The original audio consisted of myself reading various quotations of Wilde, along with some bird sounds, and a synthesized combination of the two. For the spatialization in Sound Particles, the flock starts off in the distance and gradually approaches the listener before transitioning to a non-spatialized, unprocessed monophonic recording of one or two quotes. This was implemented using a new feature on YouTube, which now supports both a spatial First Order Ambisonics track, and also a separate, standard stereo track which is headlocked, meaning it is not spatialized and doesn’t respond to head rotations.

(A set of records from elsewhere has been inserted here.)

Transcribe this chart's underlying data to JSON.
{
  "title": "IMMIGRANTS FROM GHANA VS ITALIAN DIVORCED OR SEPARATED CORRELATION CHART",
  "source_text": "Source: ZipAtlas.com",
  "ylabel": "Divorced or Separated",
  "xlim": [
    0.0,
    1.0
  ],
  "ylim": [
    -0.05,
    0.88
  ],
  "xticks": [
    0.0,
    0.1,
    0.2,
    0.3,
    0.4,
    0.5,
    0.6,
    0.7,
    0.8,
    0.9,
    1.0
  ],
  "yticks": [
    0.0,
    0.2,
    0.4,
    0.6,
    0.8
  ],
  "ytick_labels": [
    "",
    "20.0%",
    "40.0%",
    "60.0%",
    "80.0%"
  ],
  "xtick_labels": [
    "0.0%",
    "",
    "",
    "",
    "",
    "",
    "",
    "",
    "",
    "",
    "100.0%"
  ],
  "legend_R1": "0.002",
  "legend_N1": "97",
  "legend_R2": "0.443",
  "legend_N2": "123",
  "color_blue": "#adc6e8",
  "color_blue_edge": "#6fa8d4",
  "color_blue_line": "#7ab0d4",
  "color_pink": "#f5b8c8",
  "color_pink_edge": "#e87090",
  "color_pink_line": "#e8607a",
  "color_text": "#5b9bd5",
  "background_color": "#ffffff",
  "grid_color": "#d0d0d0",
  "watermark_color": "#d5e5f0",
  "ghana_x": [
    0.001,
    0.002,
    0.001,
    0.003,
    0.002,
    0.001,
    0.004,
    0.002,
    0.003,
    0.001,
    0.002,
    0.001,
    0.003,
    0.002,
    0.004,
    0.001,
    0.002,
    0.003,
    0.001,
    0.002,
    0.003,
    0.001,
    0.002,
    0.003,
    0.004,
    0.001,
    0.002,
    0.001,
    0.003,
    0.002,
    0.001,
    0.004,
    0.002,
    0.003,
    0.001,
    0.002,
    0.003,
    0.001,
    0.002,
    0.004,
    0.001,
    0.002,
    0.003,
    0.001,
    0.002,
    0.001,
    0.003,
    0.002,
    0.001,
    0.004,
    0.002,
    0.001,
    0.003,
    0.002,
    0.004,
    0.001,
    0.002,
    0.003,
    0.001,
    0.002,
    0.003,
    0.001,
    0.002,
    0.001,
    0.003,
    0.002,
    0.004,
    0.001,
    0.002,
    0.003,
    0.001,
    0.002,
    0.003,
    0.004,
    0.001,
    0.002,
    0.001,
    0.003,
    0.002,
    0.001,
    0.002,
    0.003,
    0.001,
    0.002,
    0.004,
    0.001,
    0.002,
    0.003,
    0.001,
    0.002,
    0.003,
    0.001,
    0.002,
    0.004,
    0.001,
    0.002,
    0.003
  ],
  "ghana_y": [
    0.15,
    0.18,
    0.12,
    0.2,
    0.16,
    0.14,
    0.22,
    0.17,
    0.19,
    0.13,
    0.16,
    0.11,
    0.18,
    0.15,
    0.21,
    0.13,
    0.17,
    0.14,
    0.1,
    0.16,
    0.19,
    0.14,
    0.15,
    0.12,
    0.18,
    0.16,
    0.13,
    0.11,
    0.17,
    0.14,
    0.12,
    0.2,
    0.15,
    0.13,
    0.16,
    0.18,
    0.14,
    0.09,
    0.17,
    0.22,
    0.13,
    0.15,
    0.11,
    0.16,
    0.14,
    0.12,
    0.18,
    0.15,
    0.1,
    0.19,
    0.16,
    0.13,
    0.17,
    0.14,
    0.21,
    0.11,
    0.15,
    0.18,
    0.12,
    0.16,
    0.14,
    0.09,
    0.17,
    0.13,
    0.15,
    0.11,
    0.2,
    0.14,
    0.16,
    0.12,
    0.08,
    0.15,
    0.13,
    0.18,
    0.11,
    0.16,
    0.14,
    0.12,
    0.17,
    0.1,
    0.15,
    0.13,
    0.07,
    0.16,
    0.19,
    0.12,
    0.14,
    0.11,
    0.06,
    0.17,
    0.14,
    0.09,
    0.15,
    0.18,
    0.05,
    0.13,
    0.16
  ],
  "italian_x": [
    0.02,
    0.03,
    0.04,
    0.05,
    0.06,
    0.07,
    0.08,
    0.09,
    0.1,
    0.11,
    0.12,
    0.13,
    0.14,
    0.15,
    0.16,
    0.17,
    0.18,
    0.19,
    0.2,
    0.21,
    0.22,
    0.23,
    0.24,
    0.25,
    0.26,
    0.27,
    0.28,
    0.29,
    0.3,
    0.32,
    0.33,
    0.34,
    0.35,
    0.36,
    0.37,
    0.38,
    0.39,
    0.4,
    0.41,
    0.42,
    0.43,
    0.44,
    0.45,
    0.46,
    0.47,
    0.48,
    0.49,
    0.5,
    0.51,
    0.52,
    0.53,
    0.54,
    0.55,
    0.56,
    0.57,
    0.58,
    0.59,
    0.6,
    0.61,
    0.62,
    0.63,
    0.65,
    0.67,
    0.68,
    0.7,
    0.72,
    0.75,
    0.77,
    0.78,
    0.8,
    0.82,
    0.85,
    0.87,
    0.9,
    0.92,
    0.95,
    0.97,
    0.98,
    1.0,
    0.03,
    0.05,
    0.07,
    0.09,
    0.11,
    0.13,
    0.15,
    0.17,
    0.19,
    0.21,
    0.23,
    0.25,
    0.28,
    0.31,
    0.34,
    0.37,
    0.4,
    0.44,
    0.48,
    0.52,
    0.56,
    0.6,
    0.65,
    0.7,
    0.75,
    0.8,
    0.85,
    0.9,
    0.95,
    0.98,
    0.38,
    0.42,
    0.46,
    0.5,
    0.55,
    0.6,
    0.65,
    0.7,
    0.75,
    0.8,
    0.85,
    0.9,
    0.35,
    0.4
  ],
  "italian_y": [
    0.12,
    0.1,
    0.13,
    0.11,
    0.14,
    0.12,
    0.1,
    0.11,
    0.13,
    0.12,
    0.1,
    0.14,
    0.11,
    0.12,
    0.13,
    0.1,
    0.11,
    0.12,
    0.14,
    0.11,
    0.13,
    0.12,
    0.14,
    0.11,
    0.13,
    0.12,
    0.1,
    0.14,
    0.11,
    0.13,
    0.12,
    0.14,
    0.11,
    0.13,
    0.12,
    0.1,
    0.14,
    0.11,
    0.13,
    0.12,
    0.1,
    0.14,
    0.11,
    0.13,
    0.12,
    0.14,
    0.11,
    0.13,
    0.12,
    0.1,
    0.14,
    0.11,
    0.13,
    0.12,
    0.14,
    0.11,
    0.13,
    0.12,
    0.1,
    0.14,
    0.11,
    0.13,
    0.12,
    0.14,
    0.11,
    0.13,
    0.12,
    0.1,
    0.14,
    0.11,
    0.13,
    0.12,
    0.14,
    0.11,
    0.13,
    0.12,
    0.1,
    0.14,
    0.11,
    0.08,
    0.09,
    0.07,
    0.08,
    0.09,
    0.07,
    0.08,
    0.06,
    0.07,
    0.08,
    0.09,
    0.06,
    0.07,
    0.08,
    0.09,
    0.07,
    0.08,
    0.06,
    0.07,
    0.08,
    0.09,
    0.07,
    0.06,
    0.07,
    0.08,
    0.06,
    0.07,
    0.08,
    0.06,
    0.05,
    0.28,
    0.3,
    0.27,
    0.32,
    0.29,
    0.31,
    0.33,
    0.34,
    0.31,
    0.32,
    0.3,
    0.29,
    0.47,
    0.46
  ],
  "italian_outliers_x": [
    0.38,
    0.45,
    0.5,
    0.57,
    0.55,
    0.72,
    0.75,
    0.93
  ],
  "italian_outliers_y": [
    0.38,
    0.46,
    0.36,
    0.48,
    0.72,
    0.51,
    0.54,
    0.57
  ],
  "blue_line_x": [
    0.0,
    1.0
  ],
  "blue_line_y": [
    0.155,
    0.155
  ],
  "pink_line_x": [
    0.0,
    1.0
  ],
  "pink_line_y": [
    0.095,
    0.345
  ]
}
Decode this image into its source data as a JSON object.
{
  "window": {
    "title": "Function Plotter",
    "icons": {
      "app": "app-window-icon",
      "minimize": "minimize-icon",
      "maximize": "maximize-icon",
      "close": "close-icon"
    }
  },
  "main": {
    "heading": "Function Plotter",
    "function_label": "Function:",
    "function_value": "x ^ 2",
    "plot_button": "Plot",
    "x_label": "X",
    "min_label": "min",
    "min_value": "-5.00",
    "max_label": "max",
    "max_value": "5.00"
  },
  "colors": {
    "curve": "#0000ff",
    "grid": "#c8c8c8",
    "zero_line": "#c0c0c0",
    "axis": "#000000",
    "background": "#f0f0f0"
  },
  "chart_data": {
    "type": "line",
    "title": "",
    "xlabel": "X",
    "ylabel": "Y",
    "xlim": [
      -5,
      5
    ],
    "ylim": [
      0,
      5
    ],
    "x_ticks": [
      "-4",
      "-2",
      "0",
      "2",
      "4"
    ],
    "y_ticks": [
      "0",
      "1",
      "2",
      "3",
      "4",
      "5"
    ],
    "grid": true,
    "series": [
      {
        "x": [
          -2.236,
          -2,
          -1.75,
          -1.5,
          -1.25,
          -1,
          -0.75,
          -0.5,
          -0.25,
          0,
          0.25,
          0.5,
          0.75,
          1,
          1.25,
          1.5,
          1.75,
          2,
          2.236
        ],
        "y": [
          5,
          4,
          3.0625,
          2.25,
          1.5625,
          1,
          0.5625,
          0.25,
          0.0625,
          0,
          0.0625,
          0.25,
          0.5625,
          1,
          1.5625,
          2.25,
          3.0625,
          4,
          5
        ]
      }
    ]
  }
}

While I’ve alway been somewhat resistant to the use of headlocked audio in this medium, it is undoubtedly useful at times. In particular, the ability to create a mono audio track, which on headphones will be heard by the listener inside their head, can make for a nice contract with the externalized, spatial audio we typically use for 360 videos and VR.
I’ve had a few requests for the specific ffmpeg commands used to add the spatial audio and head-locked stereo audio to the video file for uploading to Youtube, so here it is.
I used Adobe Premiere to edit the video file, the four-channel Ambisonics audio, and the stereo, headlocked audio. Then I exported the video by itself, without audio, before then exporting the cut four-channel Ambisonics Audio by itself, and then finally the stereo, head-locked audio by itself (both as full resolution .wav audio).
I then rendered the two audio files together into a single six-channel audio file using Reaper. The channel order should be FOA-AmbiX in channels 1-4, and the stereo, headlocked audio in channels 5-6.
Then I used ffmpeg to convert my exported mp4 video file to a MOV so we can attach the full quality .wav audio files, as follows;
ffmpeg -i my360video-noaudio.mp4 -vcodec copy -f mov my360video-noaudio.mov
Then I attached the six-channel audio file to the .MOV video, as follows;
ffmpeg -i my360video-noaudio.mov -i my360audio-6ch.wav -channel_layout 6.0 -c:v copy -c:a copy my360video.mov
Alternatively (with thanks to Angelo Farina for pointing this out), you can implement both steps using a single command, as follows;
ffmpeg -i my360video-noaudio.mp4 -i my360audio-6ch.wav -channel_layout 6.0 -c:v copy -c:a copy my360video.mov
Finally, making sure you have the latest version of Google’s spatial metadata injector, select your video file, tick the boxes and click Inject Metadata. As you can see in the screenshot below, the latest version of the tool will recognise that your file contains both spatial audio and head-locked stereo in 6 channels.
Once that’s done, the tool will create a new version of the video file with the metadata added which you can then upload to YouTube. Remember to wait a little while for the spatial audio to be processed as this may take a number of hours to fully complete.